The European Commission has set provisional duties of up to 16 % for China and of up to 26 % for Russia, according to sources familiar with the Commission's plans.

The Commission's investigation follows a complaint from Eurofer, the European steel association, which said Russia and China were dumping the steel - selling it below market prices at home or below the cost of production - on the EU market and thereby damaging the local industry.

The provisional measures are due to be announced by February 14 and definitive duties, if imposed at the conclusion of the investigation, by August 12. Such duties would typically apply for five years. The Commission previously ordered customs authorities to register imports of cold-rolled flat steel from mid-December, meaning duties would apply to imports from China and Russia from then.
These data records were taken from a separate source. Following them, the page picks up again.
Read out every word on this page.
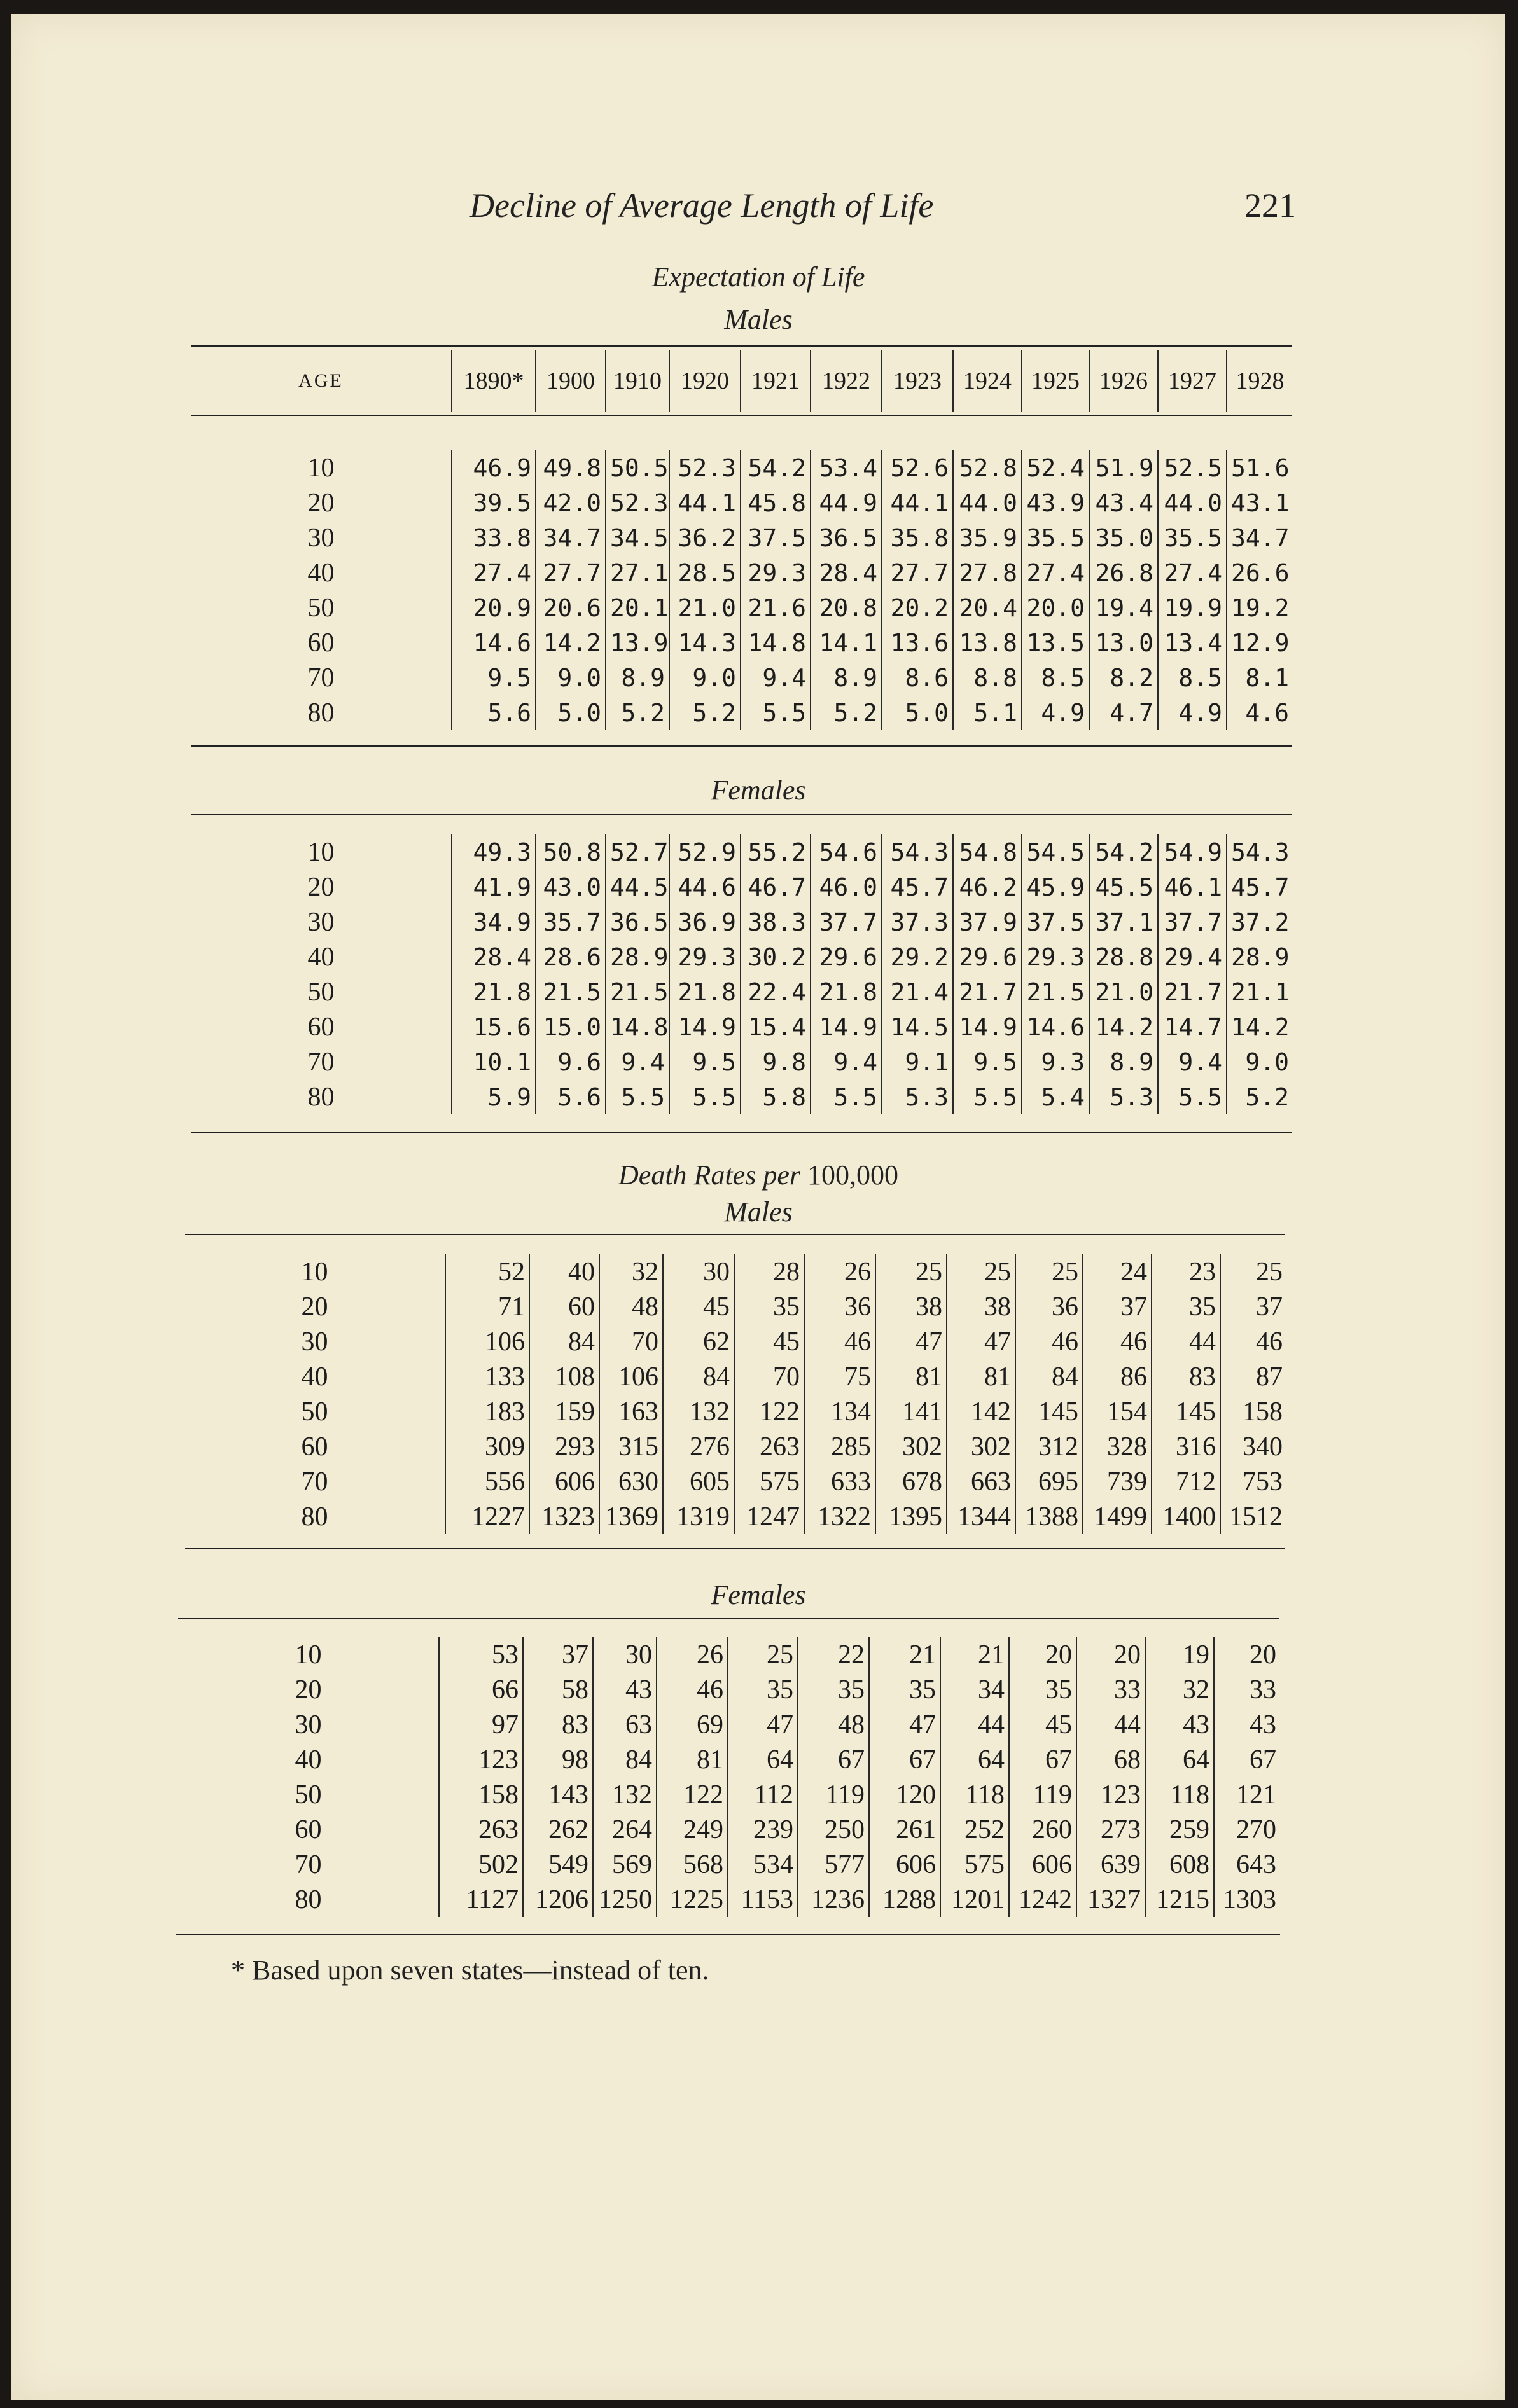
Decline of Average Length of Life	221
Expectation of Life
Males
AGE	1890*	1900	1910	1920	1921	1922	1923	1924	1925	1926	1927	1928
10	46.9	49.8	50.5	52.3	54.2	53.4	52.6	52.8	52.4	51.9	52.5	51.6
20	39.5	42.0	52.3	44.1	45.8	44.9	44.1	44.0	43.9	43.4	44.0	43.1
30	33.8	34.7	34.5	36.2	37.5	36.5	35.8	35.9	35.5	35.0	35.5	34.7
40	27.4	27.7	27.1	28.5	29.3	28.4	27.7	27.8	27.4	26.8	27.4	26.6
50	20.9	20.6	20.1	21.0	21.6	20.8	20.2	20.4	20.0	19.4	19.9	19.2
60	14.6	14.2	13.9	14.3	14.8	14.1	13.6	13.8	13.5	13.0	13.4	12.9
70	9.5	9.0	8.9	9.0	9.4	8.9	8.6	8.8	8.5	8.2	8.5	8.1
80	5.6	5.0	5.2	5.2	5.5	5.2	5.0	5.1	4.9	4.7	4.9	4.6
Females
10	49.3	50.8	52.7	52.9	55.2	54.6	54.3	54.8	54.5	54.2	54.9	54.3
20	41.9	43.0	44.5	44.6	46.7	46.0	45.7	46.2	45.9	45.5	46.1	45.7
30	34.9	35.7	36.5	36.9	38.3	37.7	37.3	37.9	37.5	37.1	37.7	37.2
40	28.4	28.6	28.9	29.3	30.2	29.6	29.2	29.6	29.3	28.8	29.4	28.9
50	21.8	21.5	21.5	21.8	22.4	21.8	21.4	21.7	21.5	21.0	21.7	21.1
60	15.6	15.0	14.8	14.9	15.4	14.9	14.5	14.9	14.6	14.2	14.7	14.2
70	10.1	9.6	9.4	9.5	9.8	9.4	9.1	9.5	9.3	8.9	9.4	9.0
80	5.9	5.6	5.5	5.5	5.8	5.5	5.3	5.5	5.4	5.3	5.5	5.2
Death Rates per 100,000
Males
10	52	40	32	30	28	26	25	25	25	24	23	25
20	71	60	48	45	35	36	38	38	36	37	35	37
30	106	84	70	62	45	46	47	47	46	46	44	46
40	133	108	106	84	70	75	81	81	84	86	83	87
50	183	159	163	132	122	134	141	142	145	154	145	158
60	309	293	315	276	263	285	302	302	312	328	316	340
70	556	606	630	605	575	633	678	663	695	739	712	753
80	1227	1323	1369	1319	1247	1322	1395	1344	1388	1499	1400	1512
Females
10	53	37	30	26	25	22	21	21	20	20	19	20
20	66	58	43	46	35	35	35	34	35	33	32	33
30	97	83	63	69	47	48	47	44	45	44	43	43
40	123	98	84	81	64	67	67	64	67	68	64	67
50	158	143	132	122	112	119	120	118	119	123	118	121
60	263	262	264	249	239	250	261	252	260	273	259	270
70	502	549	569	568	534	577	606	575	606	639	608	643
80	1127	1206	1250	1225	1153	1236	1288	1201	1242	1327	1215	1303
* Based upon seven states—instead of ten.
Eurofer says that, since the investigation was launched in May, imports of steel - used in cars and home appliances - into the EU have increased. It said on Wednesday that overall imports of steel surged by 29 % year-on-year in the third quarter of last year and by 51 % in the final three months.

Russia, China and Ukraine made up some 60% of total steel imports. For cold-rolled flat steel, Eurofer has said the average dumping margin - the amount by which export prices from the two countries undercut a normal market price - is 28% for China and 15-20% for Russian producers.

Russian producers Severstal and Novolipetsk Steel said when the investigation was launched last May that they were in compliance with international trade rules and not carrying out dumping. China said then that the surge in Chinese steel product exports was "normal and also beyond reproach", reflecting a rise of demand and the strong competitiveness of its industry.